Students Experience
Life on a Cattle Ranch


For one special day, their classroom was a working ranch and their learning materials included several hundred head of cattle.

Recently a group of students from Archer Community School had the chance to participate in a real live cattle drive at a ranch just a few miles from their school. Atop a trailer covered in hay, the students watched as the cattle were herded from part of the ranch to another. They saw specially trained dogs work to keep the herd together and cheered as cowboys on horseback rounded up strays. For many of the students, it was a once-in-a-lifetime experience.

“It’s awesome,” said 4th-grader Brennan Mace. “I’ve never seen real cattle being herded before. It’s amazing.”

“They’re so excited,” said teacher Cherith Davenport. “From the minute we get off the bus and they see the horses and the drovers and the dogs, they’re just enthralled.”

Each year a new group of Archer students has the chance to visit Jack Simmons’ ranch and see the work that goes into raising cattle. Simmons says he hopes it gives them a better understanding of the agricultural industry.

“I think many of them believe that food just comes from Winn Dixie or Publix,” he said. “This lets them put their eyes on what really goes on.”
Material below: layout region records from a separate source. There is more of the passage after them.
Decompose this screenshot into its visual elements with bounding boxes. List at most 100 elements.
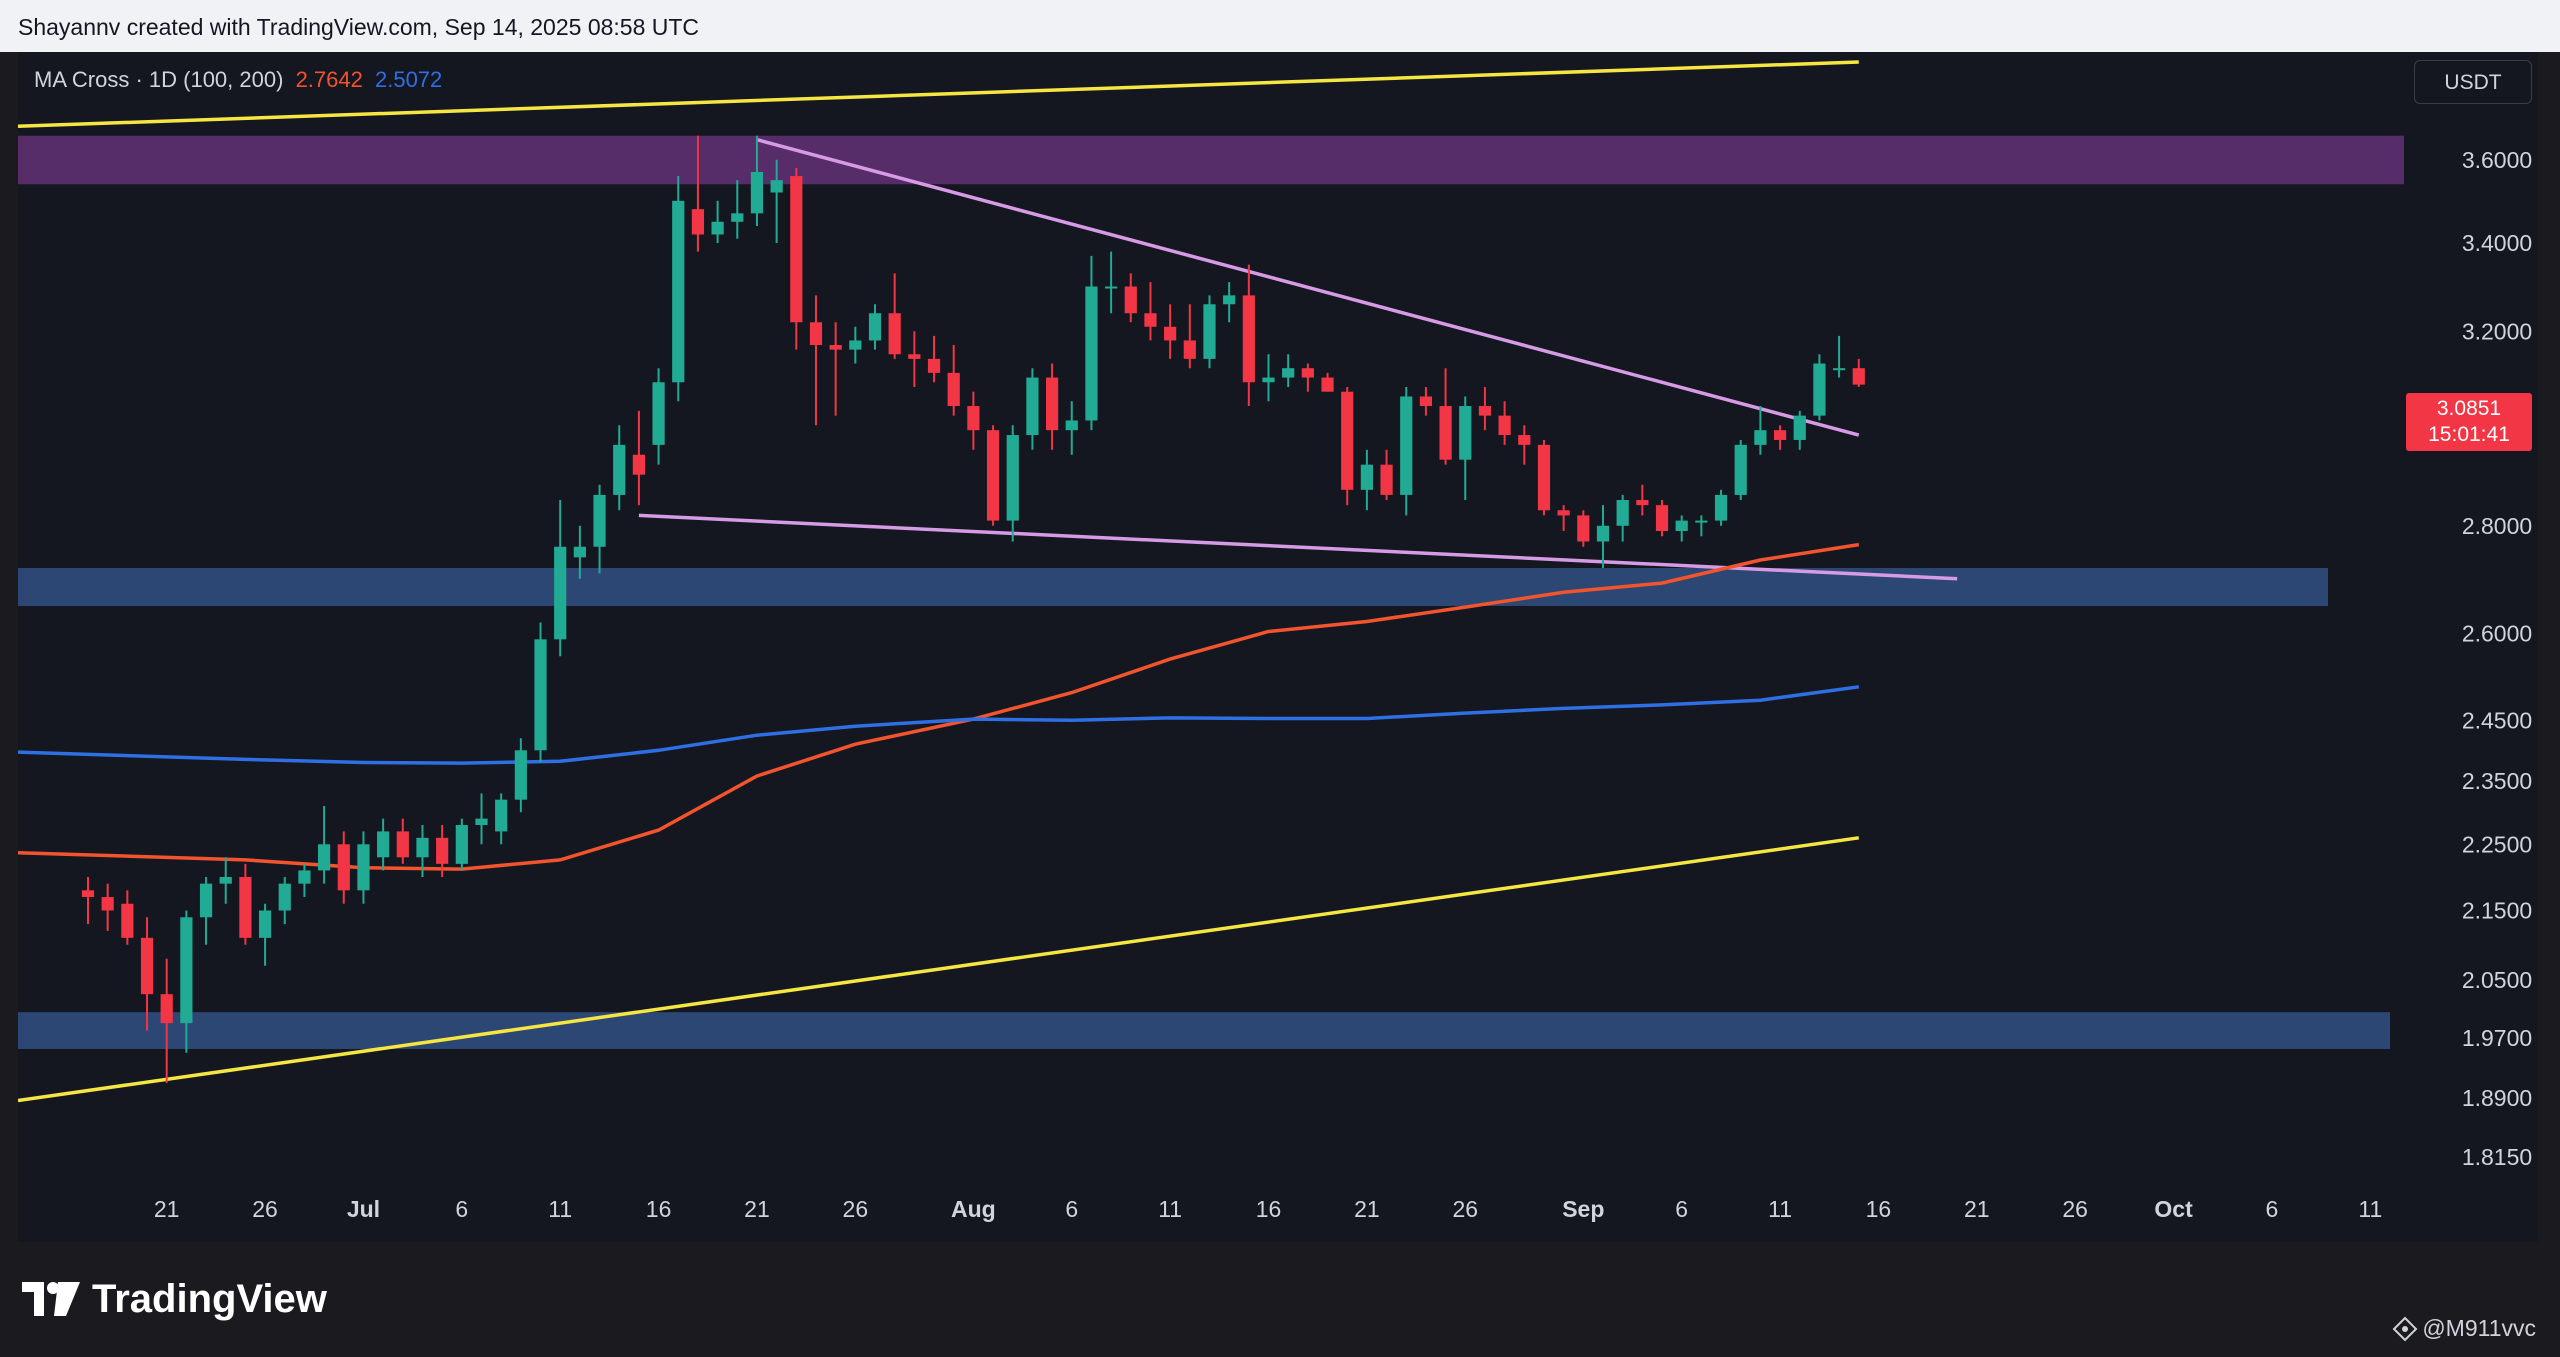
date-tick-label: Aug	[951, 1196, 996, 1222]
candle-body	[1164, 326, 1177, 341]
candle-body	[829, 345, 842, 350]
candle	[1360, 449, 1373, 511]
candle	[121, 890, 134, 945]
candle-body	[947, 372, 960, 407]
candle-body	[1518, 435, 1531, 445]
tradingview-logo-icon	[22, 1282, 80, 1316]
candle-body	[809, 322, 823, 346]
candle-body	[652, 382, 665, 445]
candle-body	[298, 870, 311, 884]
watermark-icon	[2392, 1316, 2418, 1341]
price-tick-label: 3.2000	[2462, 318, 2532, 344]
candle-body	[1616, 500, 1629, 526]
candle-body	[1478, 406, 1492, 416]
candle-body	[1655, 505, 1669, 532]
date-tick-label: 6	[1065, 1196, 1078, 1222]
candle	[770, 159, 783, 244]
wedge-lower-line	[638, 513, 1958, 581]
candle-body	[1085, 286, 1098, 421]
candle-body	[1223, 295, 1236, 305]
candle-body	[1537, 444, 1551, 511]
candle-body	[1105, 286, 1118, 289]
candle-body	[1321, 377, 1334, 392]
indicator-legend[interactable]: MA Cross · 1D (100, 200) 2.7642 2.5072	[34, 67, 448, 93]
candle	[1124, 273, 1137, 323]
candle	[554, 500, 567, 657]
candle	[1065, 401, 1078, 455]
candle	[1419, 386, 1433, 416]
candle-body	[81, 890, 95, 898]
candle-body	[1144, 313, 1157, 327]
candle-body	[1065, 420, 1078, 431]
candle-body	[1832, 368, 1846, 371]
price-tick-label: 1.9700	[2462, 1025, 2532, 1051]
candle-body	[1675, 520, 1688, 532]
candle	[1223, 282, 1236, 323]
candle-body	[436, 837, 449, 864]
candle	[888, 273, 901, 359]
candle	[1164, 304, 1177, 359]
candle-body	[180, 917, 193, 1024]
price-tick-label: 2.6000	[2462, 621, 2532, 647]
candle-body	[1341, 391, 1354, 490]
candle	[514, 738, 527, 813]
ma200-value: 2.5072	[374, 67, 443, 92]
candle-body	[1419, 396, 1433, 407]
date-tick-label: 26	[1452, 1196, 1478, 1222]
candle	[1203, 295, 1216, 369]
candle	[140, 917, 154, 1031]
candle	[534, 622, 547, 763]
candle	[1085, 255, 1098, 431]
candle	[436, 824, 449, 878]
candle-body	[908, 354, 921, 359]
attribution-bar: Shayannv created with TradingView.com, S…	[0, 0, 2560, 52]
candle	[1183, 304, 1196, 369]
candle-body	[593, 494, 606, 547]
candle	[790, 167, 803, 350]
candle-body	[1380, 464, 1393, 495]
date-tick-label: 6	[455, 1196, 468, 1222]
candle	[1498, 401, 1511, 445]
currency-button[interactable]: USDT	[2414, 60, 2532, 104]
candle-body	[554, 546, 567, 640]
candle	[1242, 264, 1255, 407]
candle	[475, 793, 488, 845]
price-tick-label: 2.3500	[2462, 768, 2532, 794]
candle-body	[278, 883, 291, 911]
candle	[809, 295, 823, 426]
candle-body	[1714, 494, 1728, 521]
candle-body	[632, 454, 646, 475]
candle-body	[868, 313, 882, 341]
candle	[632, 410, 646, 506]
price-chart[interactable]: 3.80003.60003.40003.20003.00002.80002.60…	[18, 52, 2538, 1242]
price-tick-label: 1.8150	[2462, 1144, 2532, 1170]
tradingview-logo-text: TradingView	[92, 1276, 327, 1321]
candle-body	[514, 750, 527, 800]
date-tick-label: 11	[2358, 1196, 2382, 1222]
tradingview-logo[interactable]: TradingView	[22, 1275, 327, 1323]
candle-body	[1400, 396, 1413, 495]
candle-body	[1813, 363, 1826, 416]
chart-panel[interactable]: 3.80003.60003.40003.20003.00002.80002.60…	[18, 52, 2538, 1242]
candle	[1616, 494, 1629, 542]
candle	[868, 304, 882, 350]
price-tick-label: 3.6000	[2462, 147, 2532, 173]
candle	[908, 331, 921, 387]
candle-body	[337, 844, 350, 891]
candle	[1852, 358, 1865, 387]
candle	[1282, 354, 1295, 387]
date-tick-label: 21	[744, 1196, 770, 1222]
candle	[258, 903, 272, 966]
candle-body	[1773, 430, 1787, 440]
candle	[1144, 282, 1157, 341]
candle-body	[160, 994, 173, 1024]
candle-body	[1026, 377, 1039, 436]
candle-body	[573, 546, 586, 558]
candle	[396, 818, 409, 864]
price-tick-label: 3.4000	[2462, 230, 2532, 256]
date-tick-label: 6	[1675, 1196, 1688, 1222]
candle	[180, 910, 193, 1053]
date-tick-label: 16	[1866, 1196, 1892, 1222]
price-tick-label: 2.2500	[2462, 831, 2532, 857]
candle	[986, 425, 1000, 526]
To prepare for their trip to the ranch, the students read a book called A Land Remembered by Patrick Smith, which tells the story of a boy and his family trying to scratch out a living on their Florida farm in the mid- to late-1800’s.

“I’m hoping that the pictures they form in their heads from reading the novel will come to life,” said Davenport. “They’ll see that those pictures are here, in their own backyard.”

“It’s pretty cool,” said 4th-grader Savannah Johnson. “We actually get to see the live thing, and not just see it in our minds."

Like the characters in the book, the students prepared their own meal for the day. While at school they learned how to make beef jerky, bake biscuits, even churn their own butter. Davenport says the students enjoyed the food that much more because they’d prepared it themselves.

“They loved what they fixed,” she said. “They also got a real sense of what the pioneers had to go through and they really appreciate that now.”